Future automated receipt lane
C-Hour Receipt Pipeline
C-Hours should not be hand-entered through a web form. The target is a legally authorised blockchain receipt, possibly starting as a cryptographically proven Markdown record, generated from permissioned phone, app, GPS, sensor and human evidence before any ledger summary exists.
Not a manual builder
No C-Hour form yet.
A C-Hour receipt is too important to reduce to a person typing hours into a form. The safer target is an agent-generated draft built from approved evidence streams, with human-in-the-loop review before any recognised C-Hour receipt or public ledger entry.
The future output may still be a local c-hour-receipt.md file, but the file should be canonical, signed or hashable, and later anchorable to the C-Hour blockchain when that chain is operational. In plain English: the Markdown is the readable record; the cryptographic proof says it has not been quietly changed; the blockchain anchor says the approved receipt existed at a specific point in the authorised ledger.
Nothing on this page should be read as a live token launch, a payment promise, a tax-safe reward or a public minting tool. The C-Hour lane only turns on after a lawful pathway exists: a government carve-out for Regenerative Assets, a regulator-approved sandbox or ruling, and clear ATO treatment or exemption where lawful.
Self-tracking, not product tracking
Phones should help people prove care, not harvest people.
The practical version should automate as much as possible through phones and apps people explicitly authorise: GPS, photos, timestamps, check-ins, sensor signals, calendar context, task apps and local project tools. The evidence trail should belong to the contributor first, then be shared only into the C-Hour pipeline by permission.
What the receipt becomes
c-hour-receipt.md can show the work, source event, authority, reviewer, consent lane, confidence and correction path in human language.Required pipeline
Legal and tax switch
Paused until the law has a lane.
The C-Hour strategy argues for a new Regenerative Asset class: a non-speculative digital receipt earned through verified public-good contribution, not bought as an investment and not pitched as ordinary money. That distinction matters because current tax and digital-asset rules can treat crypto assets, barter credits or exchange units as taxable events if they behave like assets, payments or trade exchange value.

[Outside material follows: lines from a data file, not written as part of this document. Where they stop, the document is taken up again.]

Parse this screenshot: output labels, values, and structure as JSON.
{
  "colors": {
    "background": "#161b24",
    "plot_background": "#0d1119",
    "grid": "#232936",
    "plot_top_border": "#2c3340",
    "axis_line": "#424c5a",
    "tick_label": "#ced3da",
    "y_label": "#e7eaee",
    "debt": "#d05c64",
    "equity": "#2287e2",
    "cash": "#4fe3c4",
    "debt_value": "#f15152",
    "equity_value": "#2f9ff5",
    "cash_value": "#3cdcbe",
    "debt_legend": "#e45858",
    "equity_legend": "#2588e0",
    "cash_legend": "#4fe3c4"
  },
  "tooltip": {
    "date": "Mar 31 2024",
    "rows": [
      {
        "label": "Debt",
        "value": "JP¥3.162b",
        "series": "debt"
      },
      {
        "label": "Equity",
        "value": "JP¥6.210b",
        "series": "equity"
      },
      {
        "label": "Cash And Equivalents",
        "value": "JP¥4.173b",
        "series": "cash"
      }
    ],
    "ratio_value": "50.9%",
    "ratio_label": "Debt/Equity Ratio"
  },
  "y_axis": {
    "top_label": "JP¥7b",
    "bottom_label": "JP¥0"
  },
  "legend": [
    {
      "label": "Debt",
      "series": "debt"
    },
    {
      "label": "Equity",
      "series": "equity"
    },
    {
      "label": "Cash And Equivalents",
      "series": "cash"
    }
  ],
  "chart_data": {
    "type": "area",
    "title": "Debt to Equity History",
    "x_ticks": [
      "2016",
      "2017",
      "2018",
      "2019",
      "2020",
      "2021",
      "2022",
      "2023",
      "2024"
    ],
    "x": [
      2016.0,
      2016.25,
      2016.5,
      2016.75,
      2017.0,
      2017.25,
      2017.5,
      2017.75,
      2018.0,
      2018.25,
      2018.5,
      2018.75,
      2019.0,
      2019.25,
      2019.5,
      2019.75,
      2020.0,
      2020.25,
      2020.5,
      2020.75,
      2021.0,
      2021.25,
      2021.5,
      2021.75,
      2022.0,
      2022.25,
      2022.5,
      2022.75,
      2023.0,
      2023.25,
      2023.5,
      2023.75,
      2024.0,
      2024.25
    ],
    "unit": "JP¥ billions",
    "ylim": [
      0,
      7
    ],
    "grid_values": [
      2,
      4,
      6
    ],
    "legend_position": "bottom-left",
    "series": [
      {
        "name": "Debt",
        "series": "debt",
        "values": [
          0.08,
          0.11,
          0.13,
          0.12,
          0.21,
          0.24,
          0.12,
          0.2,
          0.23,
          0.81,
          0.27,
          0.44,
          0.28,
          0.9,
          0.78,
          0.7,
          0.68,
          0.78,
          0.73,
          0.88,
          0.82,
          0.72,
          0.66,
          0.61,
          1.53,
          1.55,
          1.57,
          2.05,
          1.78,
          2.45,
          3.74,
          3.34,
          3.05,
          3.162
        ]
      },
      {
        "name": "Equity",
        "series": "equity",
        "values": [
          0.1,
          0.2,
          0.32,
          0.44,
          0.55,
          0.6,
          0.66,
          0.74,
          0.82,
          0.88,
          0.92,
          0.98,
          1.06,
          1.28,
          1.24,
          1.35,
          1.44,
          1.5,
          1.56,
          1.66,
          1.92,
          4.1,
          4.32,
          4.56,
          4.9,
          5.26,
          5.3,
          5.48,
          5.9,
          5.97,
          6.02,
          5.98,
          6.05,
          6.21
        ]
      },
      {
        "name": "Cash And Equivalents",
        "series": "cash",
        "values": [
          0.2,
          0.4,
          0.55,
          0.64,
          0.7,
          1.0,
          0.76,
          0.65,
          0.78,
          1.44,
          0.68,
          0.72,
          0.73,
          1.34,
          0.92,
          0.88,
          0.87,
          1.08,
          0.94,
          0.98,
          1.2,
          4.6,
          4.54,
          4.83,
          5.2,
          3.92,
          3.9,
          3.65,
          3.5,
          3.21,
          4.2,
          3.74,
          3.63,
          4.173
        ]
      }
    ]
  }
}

This page references the public Parliament of Australia inquiry record: Submission 2 by Luke Nathan Hayes to the Inquiry into Local Government Funding and Fiscal Sustainability.
What could qualify
The unpaid-work analysis frames C-Hours as a way to make the invisible economy inspectable: care, repair, mentoring, community building, disaster readiness, ecological stewardship and civic maintenance that normal ledgers barely see. The aim is mobilising care, not monetising care. It also warns that verification is the hardest bit. Bad verification would invite gaming, exclusion or low-quality contribution claims.
Future receipt fields
source_event
accepted_authority
evidence_streams
phone_app_permissions
gps_or_sensor_scope
agent_draft_id
human_checkpoint
legal_gate_status
tax_gate_status
visibility
correction_path
file_hash
signature
chain_anchor_status
ledger_summary_status
This remains a proposed design pattern. It is not money, not an issued token, not legal advice, not tax advice, not financial advice and not an adopted P4A policy.